Textile owner Abdul Jalil of Madhabdi said, the small industrialists are suffering more due to the rise in yarn price and import of clothes. “We have to face the loss in every meter of grey cloth as we cannot cover the production cost,” he said. He said, he cannot shut the industry even after facing huge losses as he took bank loan to build the factory. Another textile owner Shafiqul Islam said, due to lack of government supervision the yarn price keeps increasing. The price gets increased on the pretext of cotton price hike in the global market, but they cannot raise the price of clothes compared to that, he said. Shafiqul said, there is a syndicate behind it.
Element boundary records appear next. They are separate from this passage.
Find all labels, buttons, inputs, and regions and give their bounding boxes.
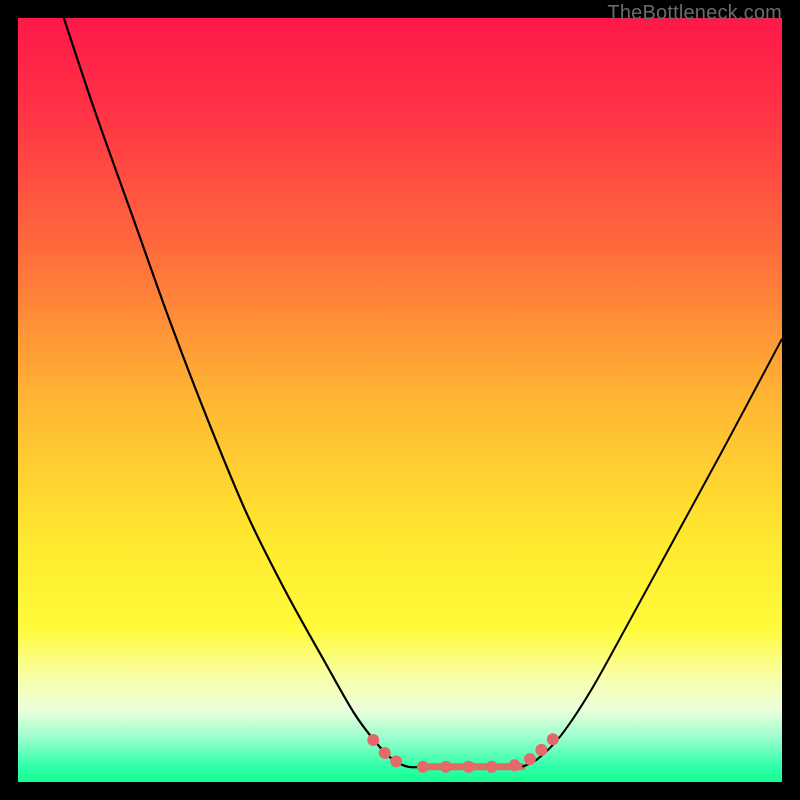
marker-point: [417, 761, 429, 773]
outer-frame: TheBottleneck.com: [0, 0, 800, 800]
watermark-label: TheBottleneck.com: [607, 2, 782, 25]
marker-point: [486, 761, 498, 773]
marker-point: [367, 734, 379, 746]
plot-area: [18, 18, 782, 782]
marker-point: [524, 753, 536, 765]
marker-point: [440, 761, 452, 773]
marker-point: [463, 761, 475, 773]
marker-point: [547, 733, 559, 745]
marker-point: [390, 755, 402, 767]
gradient-background: [18, 18, 782, 782]
marker-point: [379, 747, 391, 759]
marker-point: [535, 744, 547, 756]
chart-svg: [18, 18, 782, 782]
marker-point: [509, 759, 521, 771]
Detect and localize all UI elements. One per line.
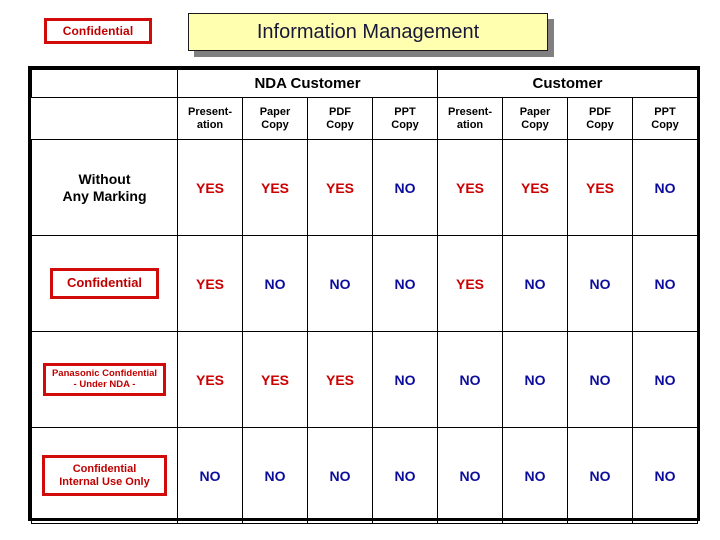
row-label-line: - Under NDA - bbox=[73, 378, 136, 390]
column-header-2: Paper Copy bbox=[242, 97, 308, 140]
column-header-line2: Copy bbox=[326, 118, 354, 131]
matrix-cell-r3-c5: NO bbox=[437, 331, 503, 428]
matrix-cell-r2-c7: NO bbox=[567, 235, 633, 332]
table-row: Confidential YES NO NO NO YES NO NO NO bbox=[31, 235, 699, 332]
column-header-1: Present-ation bbox=[177, 97, 243, 140]
matrix-cell-r3-c7: NO bbox=[567, 331, 633, 428]
matrix-cell-r1-c4: NO bbox=[372, 139, 438, 236]
column-header-line2: Copy bbox=[261, 118, 289, 131]
matrix-cell-r4-c6: NO bbox=[502, 427, 568, 524]
row-label-cell-1: Without Any Marking bbox=[31, 139, 178, 236]
matrix-cell-r2-c4: NO bbox=[372, 235, 438, 332]
matrix-cell-r4-c7: NO bbox=[567, 427, 633, 524]
column-header-4: PPT Copy bbox=[372, 97, 438, 140]
column-header-line2: Copy bbox=[391, 118, 419, 131]
column-header-line1: PDF bbox=[329, 105, 351, 118]
column-header-line1: PDF bbox=[589, 105, 611, 118]
row-label-cell-3: Panasonic Confidential - Under NDA - bbox=[31, 331, 178, 428]
column-header-line1: Present- bbox=[187, 105, 233, 118]
matrix-cell-r1-c6: YES bbox=[502, 139, 568, 236]
matrix-cell-r4-c3: NO bbox=[307, 427, 373, 524]
table-row: Confidential Internal Use Only NO NO NO NO NO N… bbox=[31, 427, 699, 524]
matrix-cell-r3-c4: NO bbox=[372, 331, 438, 428]
matrix-cell-r2-c6: NO bbox=[502, 235, 568, 332]
matrix-cell-r3-c2: YES bbox=[242, 331, 308, 428]
column-header-line1: Paper bbox=[259, 105, 291, 118]
row-label-marking-box: Confidential bbox=[49, 268, 160, 299]
confidential-stamp: Confidential bbox=[44, 18, 152, 44]
row-label-line: Without bbox=[78, 170, 131, 187]
matrix-corner-cell bbox=[31, 69, 178, 98]
matrix-cell-r1-c2: YES bbox=[242, 139, 308, 236]
column-header-6: Paper Copy bbox=[502, 97, 568, 140]
information-management-matrix: NDA Customer Customer Present-ation Paper… bbox=[28, 66, 700, 524]
row-label-line: Internal Use Only bbox=[59, 475, 150, 488]
matrix-cell-r2-c3: NO bbox=[307, 235, 373, 332]
matrix-cell-r4-c5: NO bbox=[437, 427, 503, 524]
matrix-cell-r4-c8: NO bbox=[631, 427, 699, 524]
matrix-cell-r2-c2: NO bbox=[242, 235, 308, 332]
matrix-cell-r2-c8: NO bbox=[631, 235, 699, 332]
row-label-plain: Without Any Marking bbox=[32, 171, 177, 205]
table-row: Without Any Marking YES YES YES NO YES YES YES NO bbox=[31, 139, 699, 236]
matrix-body: Without Any Marking YES YES YES NO YES YES YES NO… bbox=[31, 139, 699, 524]
sub-header-blank-cell bbox=[31, 97, 178, 140]
matrix-cell-r1-c1: YES bbox=[177, 139, 243, 236]
slide-title-box: Information Management bbox=[188, 13, 548, 51]
matrix-cell-r3-c8: NO bbox=[631, 331, 699, 428]
matrix-head: NDA Customer Customer Present-ation Paper… bbox=[31, 69, 699, 140]
column-header-5: Present-ation bbox=[437, 97, 503, 140]
row-label-marking-box: Confidential Internal Use Only bbox=[42, 454, 167, 497]
column-header-line1: PPT bbox=[654, 105, 676, 118]
matrix-cell-r1-c7: YES bbox=[567, 139, 633, 236]
matrix-cell-r1-c5: YES bbox=[437, 139, 503, 236]
matrix-cell-r3-c1: YES bbox=[177, 331, 243, 428]
column-header-line2: Copy bbox=[651, 118, 679, 131]
row-label-marking-box: Panasonic Confidential - Under NDA - bbox=[42, 362, 167, 397]
column-header-line1: Present- bbox=[447, 105, 493, 118]
group-header-nda-customer: NDA Customer bbox=[177, 69, 438, 98]
column-header-line2: ation bbox=[456, 118, 484, 131]
matrix-cell-r4-c2: NO bbox=[242, 427, 308, 524]
row-label-line: Panasonic Confidential bbox=[51, 367, 158, 379]
column-header-line2: Copy bbox=[586, 118, 614, 131]
group-header-customer: Customer bbox=[436, 69, 699, 98]
row-label-line: Confidential bbox=[66, 275, 143, 291]
column-header-line1: PPT bbox=[394, 105, 416, 118]
column-header-line1: Paper bbox=[519, 105, 551, 118]
matrix-cell-r1-c3: YES bbox=[307, 139, 373, 236]
matrix-cell-r2-c5: YES bbox=[437, 235, 503, 332]
row-label-line: Any Marking bbox=[62, 187, 147, 204]
row-label-cell-4: Confidential Internal Use Only bbox=[31, 427, 178, 524]
page-title: Information Management bbox=[256, 20, 480, 43]
column-header-7: PDF Copy bbox=[567, 97, 633, 140]
matrix-cell-r2-c1: YES bbox=[177, 235, 243, 332]
group-header-row: NDA Customer Customer bbox=[31, 69, 699, 98]
slide-header: Confidential Information Management bbox=[0, 0, 720, 62]
matrix-cell-r4-c1: NO bbox=[177, 427, 243, 524]
column-header-line2: ation bbox=[196, 118, 224, 131]
table-row: Panasonic Confidential - Under NDA - YES YE… bbox=[31, 331, 699, 428]
sub-header-row: Present-ation Paper Copy PDF Copy PPT Copy Pres… bbox=[31, 97, 699, 140]
matrix-cell-r3-c3: YES bbox=[307, 331, 373, 428]
column-header-line2: Copy bbox=[521, 118, 549, 131]
matrix-cell-r1-c8: NO bbox=[631, 139, 699, 236]
column-header-3: PDF Copy bbox=[307, 97, 373, 140]
row-label-line: Confidential bbox=[72, 462, 137, 475]
matrix-table: NDA Customer Customer Present-ation Paper… bbox=[31, 69, 699, 524]
row-label-cell-2: Confidential bbox=[31, 235, 178, 332]
matrix-cell-r4-c4: NO bbox=[372, 427, 438, 524]
matrix-cell-r3-c6: NO bbox=[502, 331, 568, 428]
column-header-8: PPT Copy bbox=[631, 97, 699, 140]
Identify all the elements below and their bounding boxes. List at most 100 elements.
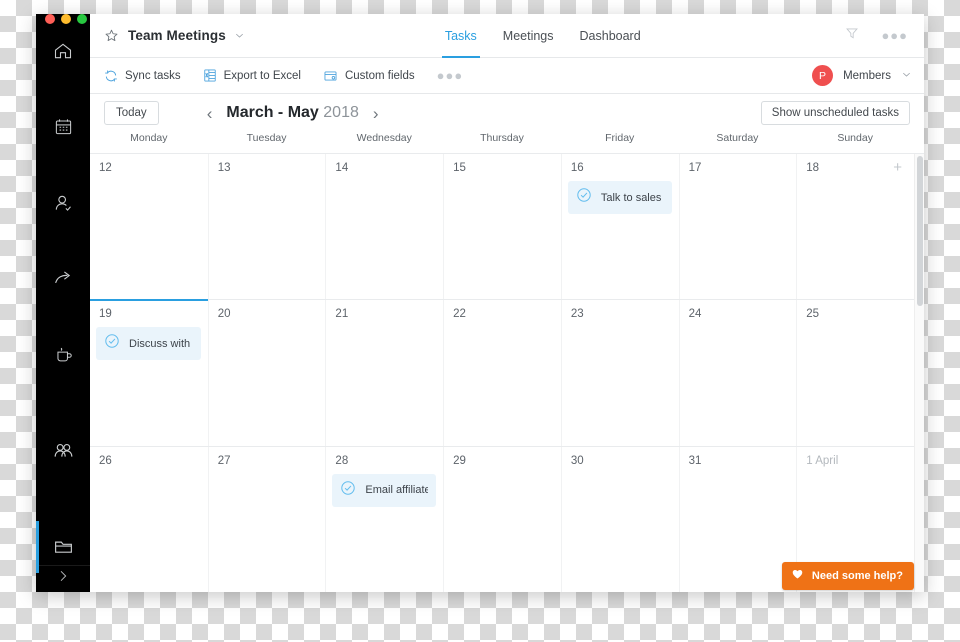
page-title: Team Meetings	[128, 28, 226, 43]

However, yarn trader Binoy Debnath denied the existence of any syndicate.
“The price of yarn fluctuates for a number of reasons,” he said. He said, they discuss with the spinners before setting the price. Narsingdi Chamber of Commerce and Industry President Abdullah Al Mamun said, the local textile industry will survive if the yarn market becomes stable and imports of clothes are stopped. He said, they have been demanding that the government fix the yarn price by keeping a balance with cotton price. “We hope these issues will be addressed in the upcoming textile policy,” Mamun said.